Meningite Bacteriana em Lactentes: Agente Gram-Positivo

FELUMA/FCM-MG - Fundação Educacional Lucas Machado - Ciências Médicas (MG) — Prova 2023

Enunciado

Paciente do sexo feminino, 1 ano de idade, chega ao pronto atendimento devido ao quadro febril há 24 horas, irritabilidade, fotofobia e vômitos. Cartão de vacina em dia, de acordo com o programa nacional de imunização, sem antecedentes pessoais relevantes. Durante a avaliação apresentou crise convulsiva tônico-clônica generalizada. Aventada a hipótese de Meningite bacteriana é realizada punção lombar. No líquor são visualizadas bactérias gram-positivas na coloração de gram. Com relação ao quadro clínico descrito acima, assinale a alternativa que apresenta qual microrganismo é provavelmente o responsável pela Meningite bacteriana desta criança.

Alternativas

  1. A) Streptococcus pneumoniae.
  2. B) Neisseria meningitidis.
  3. C) Pseudomonas aeruginosa.
  4. D) Escherichia coli.

Pérola Clínica

Lactente 1 ano, vacinação em dia, meningite com Gram-positivo no LCR → Streptococcus pneumoniae é o mais provável.

Resumo-Chave

Em um lactente de 1 ano com vacinação em dia (incluindo vacinas contra Haemophilus influenzae tipo b e Neisseria meningitidis), a presença de bactérias Gram-positivas no LCR com quadro de meningite bacteriana aponta fortemente para Streptococcus pneumoniae como o agente etiológico mais provável.

Contexto Educacional

A meningite bacteriana em lactentes é uma condição grave que exige diagnóstico e tratamento urgentes.
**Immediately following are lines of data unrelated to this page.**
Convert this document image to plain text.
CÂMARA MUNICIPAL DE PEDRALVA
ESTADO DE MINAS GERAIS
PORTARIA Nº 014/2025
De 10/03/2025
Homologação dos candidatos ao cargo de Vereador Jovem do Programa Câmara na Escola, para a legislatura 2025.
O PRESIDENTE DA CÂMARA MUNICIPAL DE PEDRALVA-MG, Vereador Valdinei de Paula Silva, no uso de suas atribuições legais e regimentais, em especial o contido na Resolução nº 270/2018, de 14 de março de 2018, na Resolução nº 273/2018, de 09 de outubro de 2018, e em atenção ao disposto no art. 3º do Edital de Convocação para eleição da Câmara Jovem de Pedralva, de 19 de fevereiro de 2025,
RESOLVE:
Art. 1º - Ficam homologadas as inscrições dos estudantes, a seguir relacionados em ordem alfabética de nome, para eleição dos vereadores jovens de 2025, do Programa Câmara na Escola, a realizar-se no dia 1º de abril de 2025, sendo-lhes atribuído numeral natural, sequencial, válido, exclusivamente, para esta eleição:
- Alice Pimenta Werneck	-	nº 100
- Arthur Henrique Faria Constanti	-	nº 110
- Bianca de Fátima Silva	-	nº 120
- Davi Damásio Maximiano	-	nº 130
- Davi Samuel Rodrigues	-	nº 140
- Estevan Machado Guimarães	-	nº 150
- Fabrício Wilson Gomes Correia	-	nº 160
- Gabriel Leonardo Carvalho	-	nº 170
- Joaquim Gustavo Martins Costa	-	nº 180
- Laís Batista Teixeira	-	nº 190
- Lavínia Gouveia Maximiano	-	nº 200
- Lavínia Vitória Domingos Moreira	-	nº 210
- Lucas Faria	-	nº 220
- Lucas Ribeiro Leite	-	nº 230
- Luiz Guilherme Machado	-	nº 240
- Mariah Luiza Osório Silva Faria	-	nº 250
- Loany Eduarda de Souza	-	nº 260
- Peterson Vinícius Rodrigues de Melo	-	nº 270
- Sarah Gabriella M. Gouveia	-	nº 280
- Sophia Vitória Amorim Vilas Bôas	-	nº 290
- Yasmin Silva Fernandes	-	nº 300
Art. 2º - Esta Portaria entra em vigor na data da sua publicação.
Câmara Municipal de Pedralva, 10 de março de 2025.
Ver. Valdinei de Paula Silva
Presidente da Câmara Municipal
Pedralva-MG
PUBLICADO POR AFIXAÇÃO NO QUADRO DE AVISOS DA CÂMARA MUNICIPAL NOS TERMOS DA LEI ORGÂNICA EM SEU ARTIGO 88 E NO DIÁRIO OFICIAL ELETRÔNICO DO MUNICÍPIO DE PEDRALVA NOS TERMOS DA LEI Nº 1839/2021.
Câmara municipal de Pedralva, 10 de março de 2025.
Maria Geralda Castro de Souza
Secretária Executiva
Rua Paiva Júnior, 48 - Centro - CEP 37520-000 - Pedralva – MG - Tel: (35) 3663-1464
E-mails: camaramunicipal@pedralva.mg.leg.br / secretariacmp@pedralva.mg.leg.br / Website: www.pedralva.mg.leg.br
A etiologia varia com a idade e o estado vacinal da criança. No Brasil, o Programa Nacional de Imunizações (PNI) inclui vacinas importantes contra os principais agentes etiológicos, como Haemophilus influenzae tipo b (Hib), Streptococcus pneumoniae (vacina pneumocócica conjugada) e Neisseria meningitidis (vacina meningocócica C e ACWY). Em um lactente de 1 ano com vacinação em dia, a ocorrência de meningite bacteriana com bactérias Gram-positivas no líquor sugere fortemente Streptococcus pneumoniae. Isso ocorre porque a vacina Hib eliminou quase completamente a meningite por H. influenzae tipo b, e a vacina meningocócica C reduziu a incidência por esse sorotipo. Embora a vacina pneumocócica conjugada proteja contra os sorotipos mais comuns de S. pneumoniae, outros sorotipos não vacinais ainda podem causar doença invasiva. O quadro clínico em lactentes pode ser atípico, com irritabilidade, febre, vômitos e convulsões, sem os sinais meníngeos clássicos. A análise do LCR é crucial, e a identificação de cocos Gram-positivos, nesse contexto, direciona o tratamento empírico para cobrir S. pneumoniae, geralmente com Ceftriaxona ou Cefotaxima, associada a Vancomicina em áreas de alta resistência pneumocócica.

Perguntas Frequentes

Qual a importância da vacinação no perfil etiológico da meningite bacteriana em crianças?

A vacinação (Hib, pneumocócica, meningocócica) alterou drasticamente o perfil etiológico, reduzindo a incidência de meningites causadas pelos sorotipos vacinais. No entanto, ainda podem ocorrer casos por sorotipos não cobertos ou falha vacinal.

Por que Streptococcus pneumoniae é o agente mais provável nesse caso?

Em um lactente de 1 ano com vacinação em dia, as causas mais comuns como Haemophilus influenzae tipo b e Neisseria meningitidis (para alguns sorotipos) são menos prováveis. S. pneumoniae é um coco Gram-positivo e, apesar da vacina, ainda é uma causa importante de meningite, especialmente por sorotipos não cobertos.

Quais são as manifestações clínicas da meningite bacteriana em lactentes?

Em lactentes, os sintomas podem ser inespecíficos, incluindo febre, irritabilidade, letargia, recusa alimentar, vômitos, fontanela abaulada e, em casos graves, convulsões. Sinais meníngeos clássicos podem estar ausentes.